In a July 26 op-ed in The Chicago Tribune, AAR President and Chief Executive Officer Ian Jefferies said the Biden administration has wrongly singled out railroads as anticompetitive, and that the EO’s proposed measures would result in higher prices to consumers.
“By gumming up the rail network, it would also exacerbate and potentially cement inefficiencies for rail partners within the supply chain, which is currently quelling more robust growth,” Jefferies wrote.
For example, the EO calls on the STB to consider a forced switching rule as part of an effort to treat freight shippers fairly.
“Known as ‘competitive switching,’ such forced access would allow companies dissatisfied with the prices they pay to ship products over rail lines to petition the government to intervene on their behalf to force a railroad to use its infrastructure to hand business to its competitor,” Jefferies wrote. “It is like ordering Coca-Cola to allow Pepsi to produce and bottle soda at its facility.”

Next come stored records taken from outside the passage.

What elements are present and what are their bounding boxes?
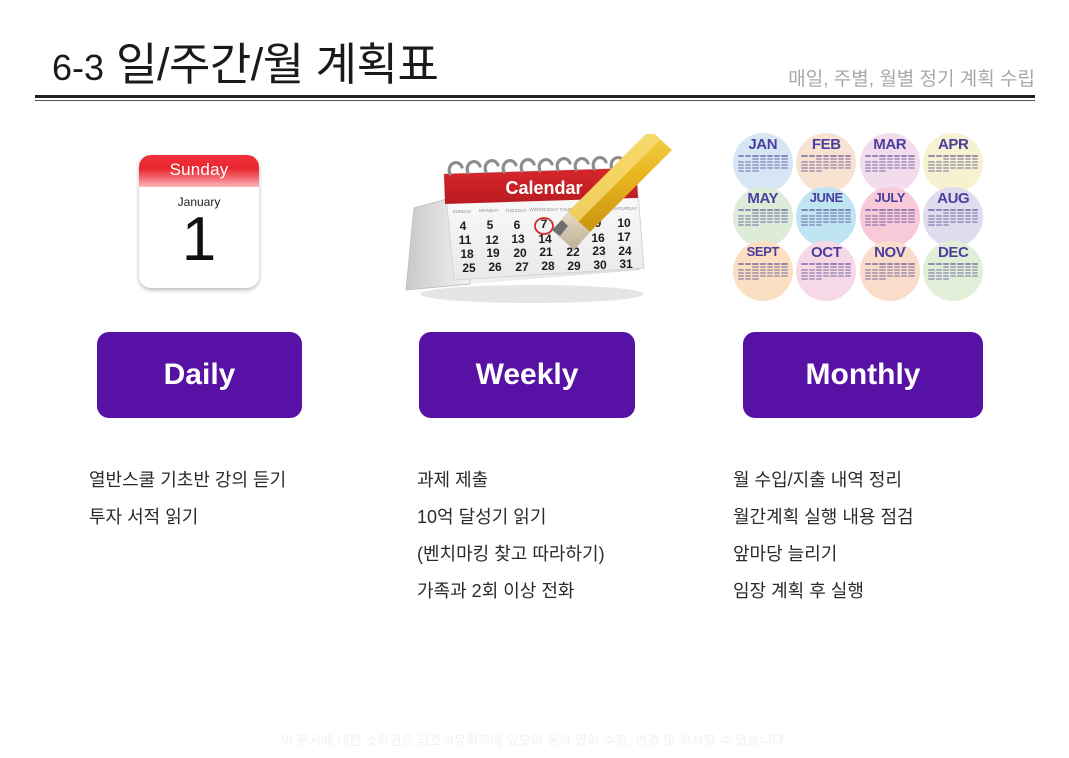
task-list-monthly: 월 수입/지출 내역 정리월간계획 실행 내용 점검앞마당 늘리기임장 계획 후…: [733, 462, 914, 610]
desk-calendar-title: Calendar: [505, 178, 582, 198]
svg-text:SATURDAY: SATURDAY: [613, 206, 637, 211]
svg-text:21: 21: [539, 245, 553, 259]
task-item: 과제 제출: [417, 462, 605, 499]
task-item: 임장 계획 후 실행: [733, 573, 914, 610]
svg-text:12: 12: [485, 233, 499, 247]
month-circle-apr: APR: [923, 133, 983, 193]
svg-text:26: 26: [488, 260, 502, 274]
month-mini-grid: [738, 209, 788, 226]
month-circle-may: MAY: [733, 187, 793, 247]
monthly-artwork: JANFEBMARAPRMAYJUNEJULYAUGSEPTOCTNOVDEC: [700, 130, 1020, 305]
month-mini-grid: [928, 209, 978, 226]
task-list-daily: 열반스쿨 기초반 강의 듣기투자 서적 읽기: [89, 462, 286, 536]
month-circle-label: JAN: [733, 136, 793, 153]
month-mini-grid: [801, 155, 851, 172]
daily-artwork: Sunday January 1: [42, 130, 362, 305]
svg-text:13: 13: [511, 232, 525, 246]
month-mini-grid: [801, 263, 851, 280]
svg-text:18: 18: [460, 247, 474, 261]
svg-text:4: 4: [460, 219, 467, 233]
label-button-monthly[interactable]: Monthly: [743, 332, 983, 418]
month-circle-label: OCT: [796, 244, 856, 261]
svg-text:WEDNESDAY: WEDNESDAY: [529, 207, 558, 212]
month-circle-oct: OCT: [796, 241, 856, 301]
page-title-text: 일/주간/월 계획표: [116, 39, 438, 90]
svg-text:16: 16: [591, 231, 605, 245]
day-tile-icon: Sunday January 1: [139, 155, 259, 288]
month-circle-label: SEPT: [733, 244, 793, 259]
month-circle-label: JULY: [860, 190, 920, 205]
task-item: 앞마당 늘리기: [733, 536, 914, 573]
page-title: 6-3 일/주간/월 계획표: [52, 28, 438, 93]
slide-header: 6-3 일/주간/월 계획표 매일, 주별, 월별 정기 계획 수립: [0, 0, 1069, 110]
month-mini-grid: [928, 263, 978, 280]
task-item: 열반스쿨 기초반 강의 듣기: [89, 462, 286, 499]
month-circle-june: JUNE: [796, 187, 856, 247]
page-title-number: 6-3: [52, 47, 104, 88]
svg-text:6: 6: [514, 218, 521, 232]
month-circle-mar: MAR: [860, 133, 920, 193]
svg-text:MONDAY: MONDAY: [479, 208, 499, 213]
month-circle-label: JUNE: [796, 190, 856, 205]
month-circle-label: MAY: [733, 190, 793, 207]
page-subtitle: 매일, 주별, 월별 정기 계획 수립: [788, 64, 1035, 91]
month-circle-label: MAR: [860, 136, 920, 153]
month-circle-sept: SEPT: [733, 241, 793, 301]
month-mini-grid: [865, 155, 915, 172]
month-circle-label: AUG: [923, 190, 983, 207]
svg-text:5: 5: [487, 218, 494, 232]
task-item: 가족과 2회 이상 전화: [417, 573, 605, 610]
svg-text:31: 31: [619, 257, 633, 271]
svg-text:20: 20: [513, 246, 527, 260]
svg-text:TUESDAY: TUESDAY: [505, 208, 526, 213]
month-mini-grid: [738, 155, 788, 172]
footer-notice: 이 문서에 대한 소유권은 금호석유화학에 있으며 동의 없이 수정, 변경 및…: [0, 730, 1069, 749]
day-tile-weekday: Sunday: [139, 155, 259, 187]
month-circles-grid: JANFEBMARAPRMAYJUNEJULYAUGSEPTOCTNOVDEC: [732, 136, 984, 298]
task-item: 월 수입/지출 내역 정리: [733, 462, 914, 499]
column-monthly: JANFEBMARAPRMAYJUNEJULYAUGSEPTOCTNOVDEC: [700, 130, 1020, 305]
month-mini-grid: [738, 263, 788, 280]
label-button-weekly[interactable]: Weekly: [419, 332, 635, 418]
column-daily: Sunday January 1: [42, 130, 362, 305]
svg-text:19: 19: [486, 246, 500, 260]
svg-text:29: 29: [567, 259, 581, 273]
month-circle-dec: DEC: [923, 241, 983, 301]
svg-text:SUNDAY: SUNDAY: [453, 209, 472, 214]
month-circle-jan: JAN: [733, 133, 793, 193]
day-tile-number: 1: [139, 207, 259, 273]
task-item: 10억 달성기 읽기: [417, 499, 605, 536]
task-item: 월간계획 실행 내용 점검: [733, 499, 914, 536]
svg-text:27: 27: [515, 260, 529, 274]
task-list-weekly: 과제 제출10억 달성기 읽기(벤치마킹 찾고 따라하기)가족과 2회 이상 전…: [417, 462, 605, 610]
svg-text:28: 28: [541, 259, 555, 273]
month-mini-grid: [928, 155, 978, 172]
month-circle-label: APR: [923, 136, 983, 153]
svg-text:30: 30: [593, 258, 607, 272]
month-mini-grid: [801, 209, 851, 226]
svg-text:11: 11: [459, 233, 472, 247]
month-circle-feb: FEB: [796, 133, 856, 193]
svg-text:10: 10: [617, 216, 631, 230]
weekly-artwork: Calendar SUNDAY MONDAY: [370, 130, 690, 305]
month-circle-label: NOV: [860, 244, 920, 261]
month-mini-grid: [865, 209, 915, 226]
month-circle-aug: AUG: [923, 187, 983, 247]
desk-calendar-icon: Calendar SUNDAY MONDAY: [392, 134, 672, 306]
month-mini-grid: [865, 263, 915, 280]
label-button-daily[interactable]: Daily: [97, 332, 302, 418]
header-rule-thin: [35, 100, 1035, 101]
header-rule-thick: [35, 95, 1035, 98]
task-item: (벤치마킹 찾고 따라하기): [417, 536, 605, 573]
svg-text:17: 17: [617, 230, 631, 244]
month-circle-nov: NOV: [860, 241, 920, 301]
task-item: 투자 서적 읽기: [89, 499, 286, 536]
month-circle-july: JULY: [860, 187, 920, 247]
svg-text:24: 24: [618, 244, 632, 258]
month-circle-label: FEB: [796, 136, 856, 153]
month-circle-label: DEC: [923, 244, 983, 261]
column-weekly: Calendar SUNDAY MONDAY: [370, 130, 690, 305]
svg-text:23: 23: [592, 244, 606, 258]
svg-text:25: 25: [462, 261, 476, 275]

Jefferies described the competitive switching measure as a push for re-regulation — not because of a market failure, but because some shippers don’t like the price they pay for rail transportation.

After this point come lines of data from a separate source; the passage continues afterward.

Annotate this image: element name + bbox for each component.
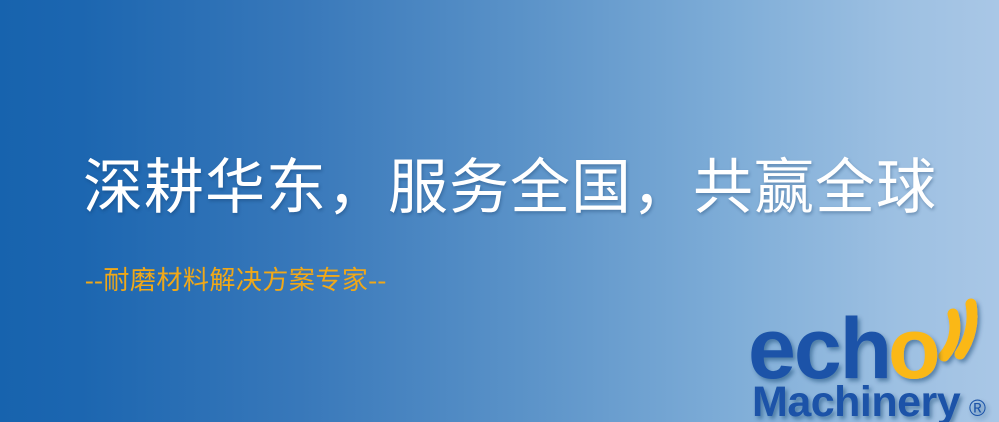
logo-svg: ech o Machinery ® <box>748 294 999 422</box>
logo-registered-mark: ® <box>969 395 986 421</box>
echo-machinery-logo[interactable]: ech o Machinery ® <box>748 294 999 422</box>
banner-subtitle: --耐磨材料解决方案专家-- <box>85 264 387 298</box>
logo-tagline: Machinery <box>752 378 961 422</box>
signal-arcs-icon <box>944 304 972 356</box>
banner-headline: 深耕华东，服务全国，共赢全球 <box>83 152 953 224</box>
hero-banner: 深耕华东，服务全国，共赢全球 --耐磨材料解决方案专家-- ech o Mach… <box>0 0 999 422</box>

“But thanks to competition among various modes of transportation, rail rates have fallen 44% since the government largely removed itself from setting freight rates in the 1980s,” Jefferies wrote.

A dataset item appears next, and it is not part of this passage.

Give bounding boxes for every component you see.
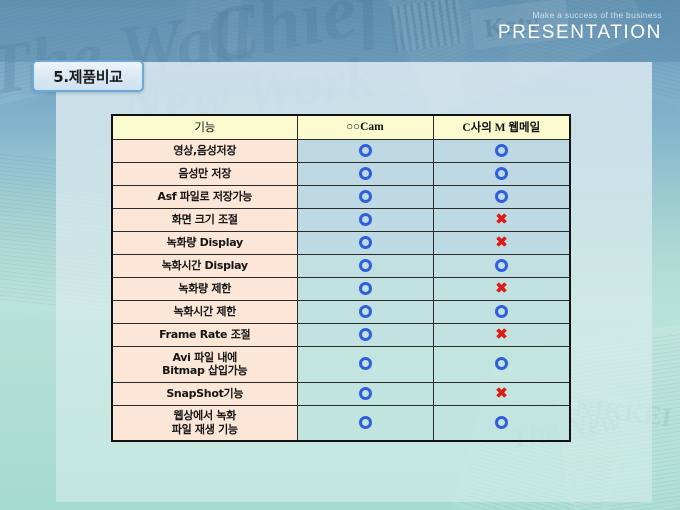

Despite the freight-rail industry's concerns, the EO language related to reciprocal switching may not present as great a risk to railroads as initially feared, according to a July 11 analysis by Baird Equity Research.
"Language in the actual EO related to reciprocal switching states that the STB should 'consider commencing or continuing a rulemaking to strengthen regulations pertaining to reciprocal switching agreements pursuant, if the chair determines such rulemaking to be in the public interest or necessary to provide competitive rail service,’” Baird analysts wrote.
Reciprocal switching has gone nowhere with the STB since the idea was reintroduced in 2016, they noted.
Even if reciprocal switching was implemented in the United States, it would take significant time for the STB, railroads and shippers to process those changes, and likely result in unintended consequences, including more operational complexity for networks and potentially deteriorating service, Baird analysts claim.
In other reactions to the EO, Canadian Pacific officials believe it sends the message that no rail mergers should be allowed if they would reduce competition or hurt passenger service, and that the U.S. economy needs more competition among railways.
As a result, a merger between CP and Kansas City Southern "would be a positive step toward more competition — not less — in the freight-rail industry with no need for regulatory solutions," CP officials said in a prepared statement.
"In contrast, a proposed CN-KCS combination creates competitive issues and reduces options for rail customers that will require additional regulation to overcome," they said.
In addition, CN-KCS would present more challenges for existing Amtrak service operating on CN lines south of Chicago, CP officials said. Those same lines “already have a history of operating issues and one of the worst on-time performance records in the industry, and challenges for the desired establishment of future passenger service in Louisiana,” they added.